Lea Franqui lists The Sympathizer on her list of books about Culture Shock in this feature for Electric Lit. 

I moved to Mumbai, India almost three years ago so I’m intimately acquainted with the concept of culture shock. When I wrote my debut novel, America for Beginners, I was curious to see how immigrants and visitors responded to the United States, but the truth is, I was curious to see how being outside of one’s native space teaches people about themselves too. Culture shock is, I think, my brain’s resistance to adaptation to what is new and unfamiliar, and that is often a reaction to changing, to being forced or asked to change. What I mean to say is, it’s really more about me than the place I’m being shocked by! What I have learned the most through living in India is about myself, how much I want to belong, and how that desire informs my experience and identity.

The list below are books that help me when I’m in my most, and least, culture shocked moments, sometimes because they advocate for acceptance, for adapting, for openness, and sometimes because they reflect my desire to just get away from it all. These books around all in some way about culture shock, when traveling abroad, when confronting one’s own country or a country one is from.
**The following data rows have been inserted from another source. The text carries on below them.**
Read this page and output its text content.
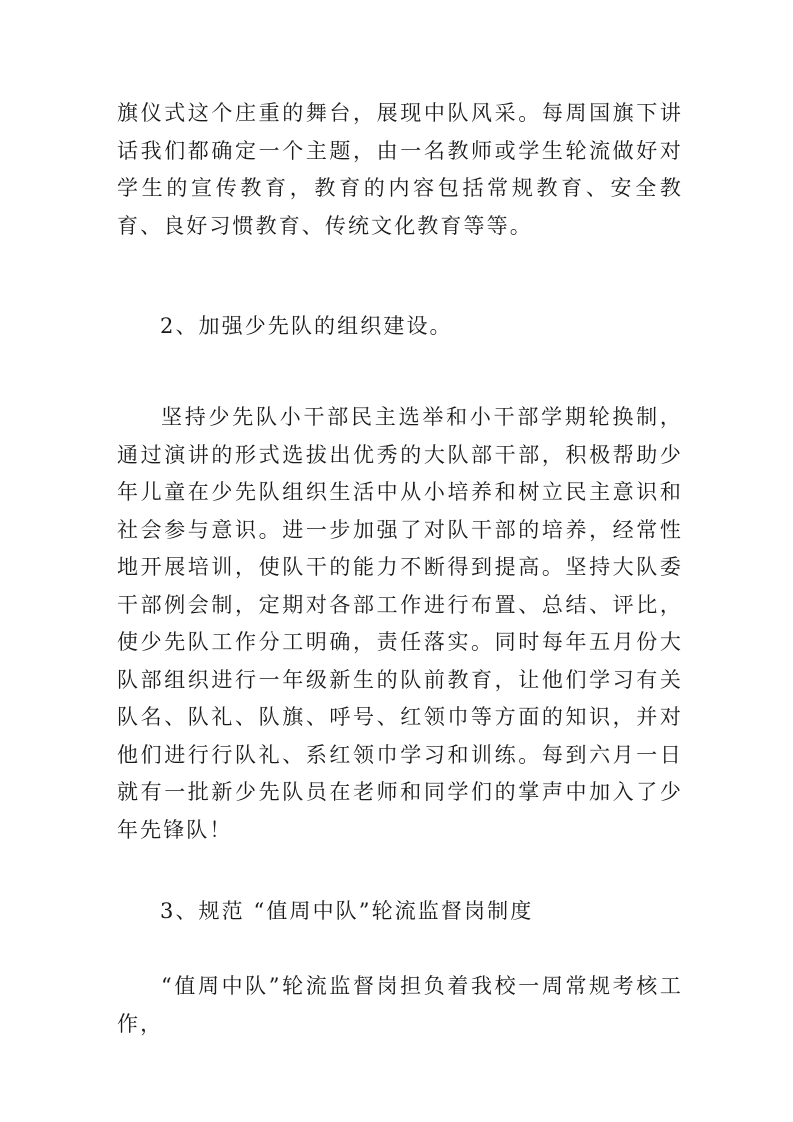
旗仪式这个庄重的舞台，展现中队风采。每周国旗下讲话我们都确定一个主题，由一名教师或学生轮流做好对学生的宣传教育，教育的内容包括常规教育、安全教育、良好习惯教育、传统文化教育等等。

2、加强少先队的组织建设。

坚持少先队小干部民主选举和小干部学期轮换制，通过演讲的形式选拔出优秀的大队部干部，积极帮助少年儿童在少先队组织生活中从小培养和树立民主意识和社会参与意识。进一步加强了对队干部的培养，经常性地开展培训，使队干的能力不断得到提高。坚持大队委干部例会制，定期对各部工作进行布置、总结、评比，使少先队工作分工明确，责任落实。同时每年五月份大队部组织进行一年级新生的队前教育，让他们学习有关队名、队礼、队旗、呼号、红领巾等方面的知识，并对他们进行行队礼、系红领巾学习和训练。每到六月一日就有一批新少先队员在老师和同学们的掌声中加入了少年先锋队！

3、规范 “值周中队”轮流监督岗制度

“值周中队”轮流监督岗担负着我校一周常规考核工作，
Sometimes the hardest thing is readapting to being in one’s own country, and that disquieting feeling of being an alien in the place you are supposed to belong to haunts some of these novels, while others are about how much better a new place suits the characters, how really, although they are far from their homeland, they are also right at home.

[See complete list here.]

The Sympathizer by Viet Thanh Nguyen

One of the best novels I have read in a long time, Nguyen’s novel is masterful, hilarious, extremely well observed and heartbreaking, all at once. Every part of it is just magnificent as a commentary on Vietnam and the United States, but there is a special place in my heart for the passages depicting the bewildering experience the anonymous narrator has as the native advisor on an Apocalypse Now style Hollywood movie for it’s sheer absurdity that can only be actual truth. I have never seen my own country so clearly as through Nguyen’s eyes.